Título: Recuperação a conta-gotas
Autor: Pires, Luciano
Fonte: Correio Braziliense, 04/08/2009, Economia, p. 13

Queda de 13,4% na indústria no primeiro semestre é a maior desde 1975. Alta de 0,2% em junho decepciona

Última área da economia a tirar o pé do atoleiro, a indústria ¿ ao contrário de outros tempos ¿ não vai ajudar o país a crescer neste ano. Os estragos causados pela crise mundial foram tão grandes que o setor responsável por quase um terço do bolo de riquezas encolherá influenciando de maneira negativa o cálculo geral do Produto Interno Bruto (PIB). Apesar de em 2009, mês a mês, os resultados nas fábricas apontarem para recuperação, a tomada de fôlego ainda é lenta e discreta. No acumulado do primeiro semestre, o saldo é o pior da história no confronto com igual período de um ano anterior.

A maioria dos segmentos industriais tenta juntar os cacos. Dos 27 ramos pesquisados mensalmente pelo Instituto Brasileiro de Geografia e Estatística (IBGE), apenas três registram ganhos entre janeiro e junho. O restante amarga perdas que dificilmente serão compensadas no curto prazo, ainda que os horizontes sejam favoráveis. ¿O setor industrial em 2008 estava em uma trajetória de alta. O que vemos agora é uma lenta recuperação, sem voltar aos patamares anteriores¿, explica André Macedo, economista da coordenação de indústria do IBGE.

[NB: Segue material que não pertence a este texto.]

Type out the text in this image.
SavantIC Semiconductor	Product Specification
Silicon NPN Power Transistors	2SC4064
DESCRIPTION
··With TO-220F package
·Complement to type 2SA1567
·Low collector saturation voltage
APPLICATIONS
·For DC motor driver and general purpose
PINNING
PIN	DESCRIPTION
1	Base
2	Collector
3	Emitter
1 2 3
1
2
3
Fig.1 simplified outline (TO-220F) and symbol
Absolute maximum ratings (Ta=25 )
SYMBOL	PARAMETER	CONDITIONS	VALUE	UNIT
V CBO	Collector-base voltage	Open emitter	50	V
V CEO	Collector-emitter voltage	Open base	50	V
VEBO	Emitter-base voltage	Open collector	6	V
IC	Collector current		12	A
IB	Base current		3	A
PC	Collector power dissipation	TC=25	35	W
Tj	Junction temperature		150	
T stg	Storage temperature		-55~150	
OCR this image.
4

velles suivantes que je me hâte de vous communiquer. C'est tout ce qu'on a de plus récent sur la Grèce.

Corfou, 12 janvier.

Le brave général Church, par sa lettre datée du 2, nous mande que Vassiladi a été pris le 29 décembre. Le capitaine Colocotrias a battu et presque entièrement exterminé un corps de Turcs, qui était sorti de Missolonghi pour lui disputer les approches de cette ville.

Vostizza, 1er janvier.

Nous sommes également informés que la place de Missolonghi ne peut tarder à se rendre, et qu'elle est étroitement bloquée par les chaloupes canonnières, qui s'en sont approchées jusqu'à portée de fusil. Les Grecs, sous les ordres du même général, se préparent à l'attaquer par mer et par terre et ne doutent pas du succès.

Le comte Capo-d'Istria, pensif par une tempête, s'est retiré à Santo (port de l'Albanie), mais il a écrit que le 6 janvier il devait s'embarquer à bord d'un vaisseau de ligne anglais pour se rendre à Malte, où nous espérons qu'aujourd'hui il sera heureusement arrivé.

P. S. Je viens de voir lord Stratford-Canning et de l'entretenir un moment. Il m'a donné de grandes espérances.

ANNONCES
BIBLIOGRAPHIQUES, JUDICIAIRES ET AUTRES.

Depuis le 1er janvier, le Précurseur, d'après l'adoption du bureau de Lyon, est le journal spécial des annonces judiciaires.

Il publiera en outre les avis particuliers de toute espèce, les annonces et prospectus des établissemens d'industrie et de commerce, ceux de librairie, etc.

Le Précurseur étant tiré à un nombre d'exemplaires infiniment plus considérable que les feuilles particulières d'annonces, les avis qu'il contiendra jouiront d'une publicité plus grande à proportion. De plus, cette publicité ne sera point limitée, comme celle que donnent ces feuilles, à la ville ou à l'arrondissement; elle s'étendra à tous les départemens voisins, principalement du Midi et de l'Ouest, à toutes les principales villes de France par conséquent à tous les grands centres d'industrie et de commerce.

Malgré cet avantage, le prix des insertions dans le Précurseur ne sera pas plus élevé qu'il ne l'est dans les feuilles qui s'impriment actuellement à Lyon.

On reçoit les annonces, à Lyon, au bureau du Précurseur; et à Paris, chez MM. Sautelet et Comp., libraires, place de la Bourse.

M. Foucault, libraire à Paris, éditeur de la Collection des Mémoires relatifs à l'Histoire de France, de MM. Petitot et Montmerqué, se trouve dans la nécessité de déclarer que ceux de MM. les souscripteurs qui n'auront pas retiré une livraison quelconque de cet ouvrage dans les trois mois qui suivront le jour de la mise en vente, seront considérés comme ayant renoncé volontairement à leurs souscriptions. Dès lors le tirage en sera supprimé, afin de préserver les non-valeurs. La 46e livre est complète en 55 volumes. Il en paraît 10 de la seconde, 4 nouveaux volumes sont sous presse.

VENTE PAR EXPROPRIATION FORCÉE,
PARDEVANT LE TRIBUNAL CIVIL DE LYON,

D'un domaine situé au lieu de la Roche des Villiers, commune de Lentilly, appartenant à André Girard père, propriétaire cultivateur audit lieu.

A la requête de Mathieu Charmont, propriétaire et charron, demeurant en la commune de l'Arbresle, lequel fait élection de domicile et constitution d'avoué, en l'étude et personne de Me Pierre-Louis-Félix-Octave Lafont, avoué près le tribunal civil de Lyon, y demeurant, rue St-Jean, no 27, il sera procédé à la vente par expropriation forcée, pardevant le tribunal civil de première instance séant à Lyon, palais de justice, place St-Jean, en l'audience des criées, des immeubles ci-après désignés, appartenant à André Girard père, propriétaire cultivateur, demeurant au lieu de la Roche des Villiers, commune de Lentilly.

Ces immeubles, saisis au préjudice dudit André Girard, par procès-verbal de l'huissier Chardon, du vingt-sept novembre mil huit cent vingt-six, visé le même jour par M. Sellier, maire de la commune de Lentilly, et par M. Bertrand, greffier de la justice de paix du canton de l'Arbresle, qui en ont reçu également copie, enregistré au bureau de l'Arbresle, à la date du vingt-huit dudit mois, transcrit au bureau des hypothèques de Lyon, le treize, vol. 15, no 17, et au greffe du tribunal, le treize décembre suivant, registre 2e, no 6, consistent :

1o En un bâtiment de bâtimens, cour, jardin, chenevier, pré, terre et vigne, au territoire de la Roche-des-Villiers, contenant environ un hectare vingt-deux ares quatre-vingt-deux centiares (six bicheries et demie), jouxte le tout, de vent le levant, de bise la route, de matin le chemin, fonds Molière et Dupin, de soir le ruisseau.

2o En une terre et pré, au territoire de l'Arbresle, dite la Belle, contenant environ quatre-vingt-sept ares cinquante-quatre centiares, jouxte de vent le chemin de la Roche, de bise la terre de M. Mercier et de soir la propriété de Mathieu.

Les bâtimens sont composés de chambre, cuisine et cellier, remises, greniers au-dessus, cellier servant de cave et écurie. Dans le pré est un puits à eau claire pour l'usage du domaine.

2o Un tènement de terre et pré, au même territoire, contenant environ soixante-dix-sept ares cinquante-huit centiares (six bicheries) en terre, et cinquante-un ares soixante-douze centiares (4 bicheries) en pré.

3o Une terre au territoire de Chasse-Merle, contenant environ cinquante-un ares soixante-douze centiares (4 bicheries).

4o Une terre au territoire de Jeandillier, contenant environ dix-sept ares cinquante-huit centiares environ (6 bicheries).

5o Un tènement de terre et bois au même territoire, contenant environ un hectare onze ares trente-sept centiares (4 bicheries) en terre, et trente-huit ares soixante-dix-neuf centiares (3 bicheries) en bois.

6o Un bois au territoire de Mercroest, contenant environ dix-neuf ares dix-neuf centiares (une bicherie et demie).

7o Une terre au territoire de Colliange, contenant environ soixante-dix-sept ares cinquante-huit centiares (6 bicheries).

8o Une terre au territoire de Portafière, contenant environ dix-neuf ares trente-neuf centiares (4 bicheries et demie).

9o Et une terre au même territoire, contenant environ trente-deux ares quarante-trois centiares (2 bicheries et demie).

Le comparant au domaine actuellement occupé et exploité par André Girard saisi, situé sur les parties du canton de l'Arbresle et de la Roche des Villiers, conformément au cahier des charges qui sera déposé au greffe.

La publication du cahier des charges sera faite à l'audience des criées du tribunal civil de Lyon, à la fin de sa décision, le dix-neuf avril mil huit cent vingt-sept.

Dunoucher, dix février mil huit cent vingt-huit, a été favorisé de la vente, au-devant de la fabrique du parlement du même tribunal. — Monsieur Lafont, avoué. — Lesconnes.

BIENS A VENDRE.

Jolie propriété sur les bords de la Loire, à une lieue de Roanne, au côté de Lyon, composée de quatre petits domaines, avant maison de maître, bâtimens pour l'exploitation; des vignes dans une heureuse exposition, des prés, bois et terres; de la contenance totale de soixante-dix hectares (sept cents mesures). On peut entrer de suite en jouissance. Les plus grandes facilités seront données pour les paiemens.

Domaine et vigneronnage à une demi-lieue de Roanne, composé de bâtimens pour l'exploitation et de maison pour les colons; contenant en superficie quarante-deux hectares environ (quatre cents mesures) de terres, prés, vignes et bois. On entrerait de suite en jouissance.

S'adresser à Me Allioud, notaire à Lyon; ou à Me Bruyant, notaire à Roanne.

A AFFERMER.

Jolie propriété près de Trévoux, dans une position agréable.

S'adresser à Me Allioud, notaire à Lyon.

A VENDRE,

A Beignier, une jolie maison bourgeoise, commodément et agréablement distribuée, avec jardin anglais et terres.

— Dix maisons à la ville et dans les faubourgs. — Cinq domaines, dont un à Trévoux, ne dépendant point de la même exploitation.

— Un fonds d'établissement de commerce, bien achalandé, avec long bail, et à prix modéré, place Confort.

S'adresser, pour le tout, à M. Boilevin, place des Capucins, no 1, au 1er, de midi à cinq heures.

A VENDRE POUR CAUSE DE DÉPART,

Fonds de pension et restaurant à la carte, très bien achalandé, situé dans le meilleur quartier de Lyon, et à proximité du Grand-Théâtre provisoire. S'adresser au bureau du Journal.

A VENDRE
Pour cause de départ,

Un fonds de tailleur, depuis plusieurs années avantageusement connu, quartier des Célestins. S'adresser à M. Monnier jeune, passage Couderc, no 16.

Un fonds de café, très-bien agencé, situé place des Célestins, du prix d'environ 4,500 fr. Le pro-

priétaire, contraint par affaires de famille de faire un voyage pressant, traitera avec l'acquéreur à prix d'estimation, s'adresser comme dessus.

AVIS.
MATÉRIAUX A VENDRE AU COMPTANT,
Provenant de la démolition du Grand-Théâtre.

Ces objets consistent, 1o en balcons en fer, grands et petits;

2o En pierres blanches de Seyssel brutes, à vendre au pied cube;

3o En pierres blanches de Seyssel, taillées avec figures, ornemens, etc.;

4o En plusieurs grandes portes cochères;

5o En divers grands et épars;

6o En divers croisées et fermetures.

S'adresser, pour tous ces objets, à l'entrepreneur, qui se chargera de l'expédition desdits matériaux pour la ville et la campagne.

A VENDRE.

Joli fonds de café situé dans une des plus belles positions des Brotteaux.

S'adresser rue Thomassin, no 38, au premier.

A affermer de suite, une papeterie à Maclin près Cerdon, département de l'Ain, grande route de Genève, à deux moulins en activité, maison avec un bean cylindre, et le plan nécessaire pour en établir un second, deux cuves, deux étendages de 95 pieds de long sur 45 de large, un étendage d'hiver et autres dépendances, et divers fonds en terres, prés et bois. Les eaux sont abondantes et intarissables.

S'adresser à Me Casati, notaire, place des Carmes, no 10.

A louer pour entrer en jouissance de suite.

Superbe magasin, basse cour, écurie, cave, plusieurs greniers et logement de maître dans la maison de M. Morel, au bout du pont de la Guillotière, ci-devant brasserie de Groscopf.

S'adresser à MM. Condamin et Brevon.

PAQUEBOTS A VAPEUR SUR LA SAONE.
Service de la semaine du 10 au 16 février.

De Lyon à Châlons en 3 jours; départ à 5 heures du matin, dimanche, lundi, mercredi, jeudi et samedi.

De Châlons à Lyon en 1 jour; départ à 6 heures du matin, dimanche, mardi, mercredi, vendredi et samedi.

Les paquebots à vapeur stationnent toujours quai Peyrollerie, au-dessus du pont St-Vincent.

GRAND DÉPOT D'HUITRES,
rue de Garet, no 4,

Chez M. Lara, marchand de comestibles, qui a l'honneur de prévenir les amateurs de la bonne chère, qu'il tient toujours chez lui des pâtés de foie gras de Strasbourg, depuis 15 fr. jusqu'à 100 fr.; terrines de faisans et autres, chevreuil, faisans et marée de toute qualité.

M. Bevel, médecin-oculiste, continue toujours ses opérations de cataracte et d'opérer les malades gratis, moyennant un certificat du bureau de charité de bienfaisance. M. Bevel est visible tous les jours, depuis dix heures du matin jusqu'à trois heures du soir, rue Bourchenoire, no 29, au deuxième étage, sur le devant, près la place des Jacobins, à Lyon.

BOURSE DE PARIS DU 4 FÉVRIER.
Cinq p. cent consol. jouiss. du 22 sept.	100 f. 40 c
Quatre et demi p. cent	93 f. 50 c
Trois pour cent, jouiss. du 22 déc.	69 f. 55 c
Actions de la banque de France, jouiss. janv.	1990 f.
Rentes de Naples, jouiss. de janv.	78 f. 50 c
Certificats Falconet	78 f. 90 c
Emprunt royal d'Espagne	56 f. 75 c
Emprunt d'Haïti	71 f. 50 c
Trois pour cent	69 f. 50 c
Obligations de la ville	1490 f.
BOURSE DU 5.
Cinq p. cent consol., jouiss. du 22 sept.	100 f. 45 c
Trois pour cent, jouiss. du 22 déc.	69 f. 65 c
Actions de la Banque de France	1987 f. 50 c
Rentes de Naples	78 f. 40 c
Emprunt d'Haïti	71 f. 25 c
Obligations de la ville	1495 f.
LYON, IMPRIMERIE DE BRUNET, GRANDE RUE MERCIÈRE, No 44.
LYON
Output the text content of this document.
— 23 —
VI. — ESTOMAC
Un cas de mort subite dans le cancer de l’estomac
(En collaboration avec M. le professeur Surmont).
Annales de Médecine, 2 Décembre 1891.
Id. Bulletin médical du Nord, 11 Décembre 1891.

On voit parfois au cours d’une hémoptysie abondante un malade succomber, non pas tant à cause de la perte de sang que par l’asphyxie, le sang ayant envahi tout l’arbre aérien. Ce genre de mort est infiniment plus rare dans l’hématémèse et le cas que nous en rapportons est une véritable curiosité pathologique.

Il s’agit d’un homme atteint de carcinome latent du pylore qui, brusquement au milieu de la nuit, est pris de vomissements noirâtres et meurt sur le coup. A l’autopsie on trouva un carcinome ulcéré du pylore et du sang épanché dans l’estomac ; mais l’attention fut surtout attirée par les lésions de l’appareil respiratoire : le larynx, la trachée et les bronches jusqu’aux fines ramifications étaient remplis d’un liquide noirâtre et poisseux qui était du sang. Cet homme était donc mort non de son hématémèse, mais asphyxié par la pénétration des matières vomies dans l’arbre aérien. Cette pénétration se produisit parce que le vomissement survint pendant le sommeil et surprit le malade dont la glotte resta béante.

No último trimestre do ano passado a indústria levou um tombo de 20% e é justamente isso o que tem atrapalhado o setor a se levantar. Números divulgados ontem (1)pelo IBGE mostram que em junho houve uma expansão de 0,2% em relação a maio. Os dados globais revisados pelo órgão de pesquisa indicam um avanço de 7,9% na soma dos saldos dos seis primeiros meses de 2009. Na comparação com o primeiro semestre de 2008, porém, o setor fabril registra queda acumulada 13,4% ¿ a mais baixa performance entre um primeiro semestre desde 1975, quando teve início a série histórica.

O desempenho ruim dos segmentos mais atingidos pela crise mundial é o que dificulta a retomada. A fabricação de veículos, por exemplo, tem saldo negativo de 23,6% no semestre. Já máquinas e equipamentos registram perdas de 29%. Metalurgia básica, material eletrônico e equipamentos de comunicações e outros produtos químicos também sofreram retração. Crescimento consistente foi registrado somente entre os ramos de farmacêutica, outros equipamentos de transporte e bebidas. Entre as quatro categorias de uso, o pessimismo está praticamente todo concentrado em bens de capital.

Em São Paulo, o presidente do Banco Central, Henrique Meirelles, disse ontem que a economia dá sinais de que já saiu da recessão. Mesmo que nem todos os indicadores apontem de forma homogênea para a alta sustentada, Meirelles de forma otimista crê em recuperação a partir de 2010. Análise do Instituto de Estudos para o Desenvolvimento Industrial (Iedi) reforça que os cenários captados pelo IBGE demonstram que a produção industrial está em processo de ajuste positivo. ¿A perspectiva é de que, no segundo semestre, a indústria entre numa trajetória de recuperação mais robusta¿, justificou a entidade.

Estoques

Os estoques estão zerados e as indústrias começam a receber pedidos de encomendas do comércio. Ainda que o varejo ajude, o consumo interno não será suficiente para anular todas as notícias ruins e balanços negativos verificados pelas empresas até junho. Analistas apostam em resultados mensais no azul, mas ainda discretos. Douglas Uemura, economista da consultoria LCA, adverte que a radiografia feita pelo IBGE demonstra que a retomada está ocorrendo aos poucos. ¿Os resultados do semestre foram decepcionantes. Para os últimos seis meses, espero um crescimento mais forte¿, justifica. Ariadne Vitoriano, analista da consultoria Tendências, diz que com a melhora do nível de emprego e com o empresariado mais confiante, a expectativa é que ocorra já nos próximos meses uma recuperação mais acentuada. A especialista ressalta, no entanto, que enquanto o mercado externo não reagir, dificilmente as indústrias voltarão a produzir para estocar.

1 - NA PONTA DO LÁPIS A Pesquisa Industrial Mensal Produção Física feita pelo IBGE coleta e produz mensalmente indicadores de curto prazo junto às indústrias extrativa e de transformação. Em 2004, o órgão reformulou parte da pesquisa, criando novas classificações e ampliando o espectro do levantamento. O trabalho é referência para empresas e governo. Com base nas estatísticas é possível construir cenários gerais da indústria e prever comportamentos dos setores que dependem dela.